Described by Robert Hass as "unquestionably one of the great living European poets" and by Charles Simic as "one of the finest poets living today," Szymborska mesmerizes her readers with poetry that captivates their minds and captures their hearts. This is the book that her many fans have been anxiously awaiting-the definitive, complete collection of poetry by the Nobel Prize-winning poet, including 164 poems in all, as well as the full text of her Nobel acceptance speech of December 7, 1996, in Stockholm. Beautifully translated by Stanislaw Bara«nczak and Clare Cavanagh, who won a 1996 PEN Translation Prize for their work, this volume is a must-have for all readers of poetry.

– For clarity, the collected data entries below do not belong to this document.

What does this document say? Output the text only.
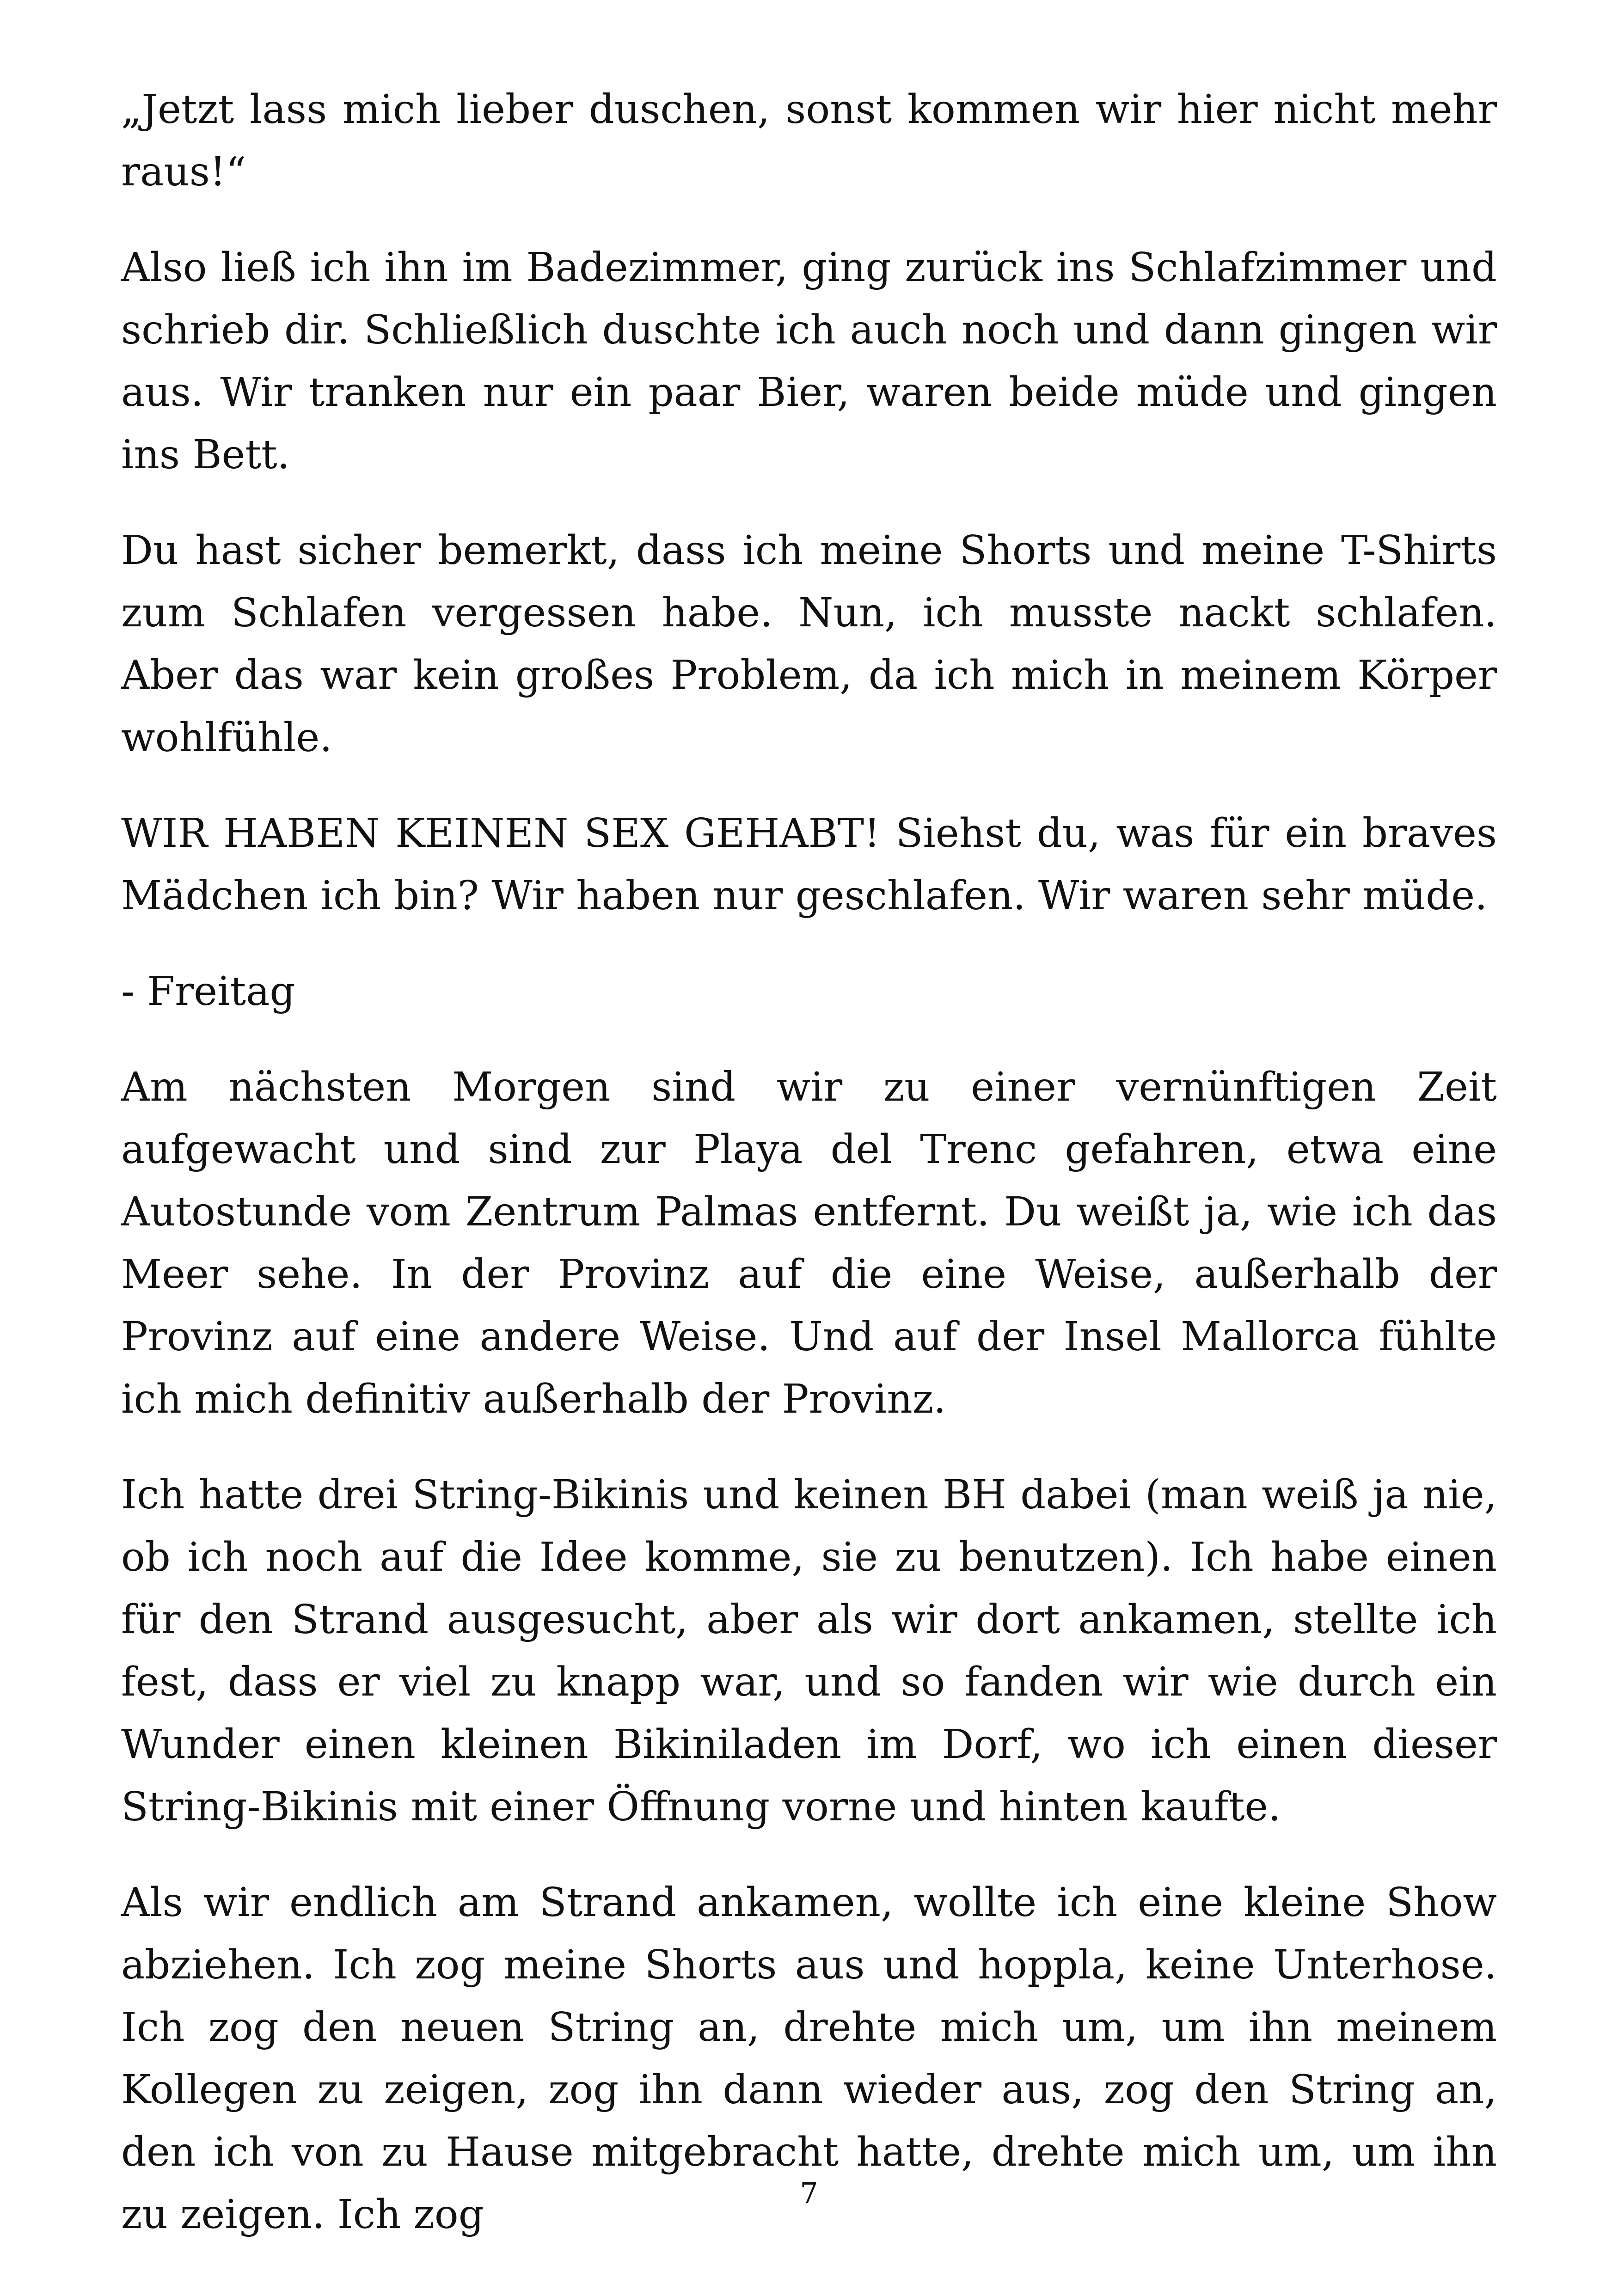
„Jetzt lass mich lieber duschen, sonst kommen wir hier nicht mehr raus!“

Also ließ ich ihn im Badezimmer, ging zurück ins Schlafzimmer und schrieb dir. Schließlich duschte ich auch noch und dann gingen wir aus. Wir tranken nur ein paar Bier, waren beide müde und gingen ins Bett.

Du hast sicher bemerkt, dass ich meine Shorts und meine T-Shirts zum Schlafen vergessen habe. Nun, ich musste nackt schlafen. Aber das war kein großes Problem, da ich mich in meinem Körper wohlfühle.

WIR HABEN KEINEN SEX GEHABT! Siehst du, was für ein braves Mädchen ich bin? Wir haben nur geschlafen. Wir waren sehr müde.

- Freitag

Am nächsten Morgen sind wir zu einer vernünftigen Zeit aufgewacht und sind zur Playa del Trenc gefahren, etwa eine Autostunde vom Zentrum Palmas entfernt. Du weißt ja, wie ich das Meer sehe. In der Provinz auf die eine Weise, außerhalb der Provinz auf eine andere Weise. Und auf der Insel Mallorca fühlte ich mich definitiv außerhalb der Provinz.

Ich hatte drei String-Bikinis und keinen BH dabei (man weiß ja nie, ob ich noch auf die Idee komme, sie zu benutzen). Ich habe einen für den Strand ausgesucht, aber als wir dort ankamen, stellte ich fest, dass er viel zu knapp war, und so fanden wir wie durch ein Wunder einen kleinen Bikiniladen im Dorf, wo ich einen dieser String-Bikinis mit einer Öffnung vorne und hinten kaufte.

Als wir endlich am Strand ankamen, wollte ich eine kleine Show abziehen. Ich zog meine Shorts aus und hoppla, keine Unterhose. Ich zog den neuen String an, drehte mich um, um ihn meinem Kollegen zu zeigen, zog ihn dann wieder aus, zog den String an, den ich von zu Hause mitgebracht hatte, drehte mich um, um ihn zu zeigen. Ich zog	7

All poets, according to Wislawa Szymborska, are in a perpetual dialogue with the phrase I don't know. "Each poem," she writes in her 1996 Nobel Lecture, "marks an effort to answer this statement, but as soon as the final period hits the page, the poet begins to hesitate, starts to realize that this particular answer was pure makeshift, absolutely inadequate." As a self-portrait, at least, this is fairly accurate. From the beginning, Szymborska has indeed wrestled with the demon of epistemology. Yet even in her earliest poems, such as "Atlantis," she delivered her speculations with a human--which is to say, a gently ironic--face:

They were or they weren't.
On an island or not.
An ocean or not an ocean
Swallowed them up or it didn't.

Fifteen years later, when her 1972 collection, Could Have, appeared, Szymborska seemed to have made some major inroads into her notorious ignorance. Now she confessed to at least a shred of comprehension, stressing, however, that such knowledge has come at a terrible price: "We read the letters of the dead like helpless gods, / but gods, nonetheless, since we know the dates that follow. / We know which debts will never be repaid. / Which widows will remarry with the corpse still warm." And even in her most recent work, the poet continues to gravitate toward the admirable emptiness of, say, the clouds: "Unburdened by memory of any kind, / they float easily over the facts." Ultimately, though, the joke is on Szymborska, whose poems have grown more witty, more humane, and more tender--in other words, more knowing--with each passing year. View with a Grain of Sand remains an excellent point of entry to Szymborska's oeuvre, but Poems New and Collected is the place to go for a wide-angle view of this superlative and sardonic writer.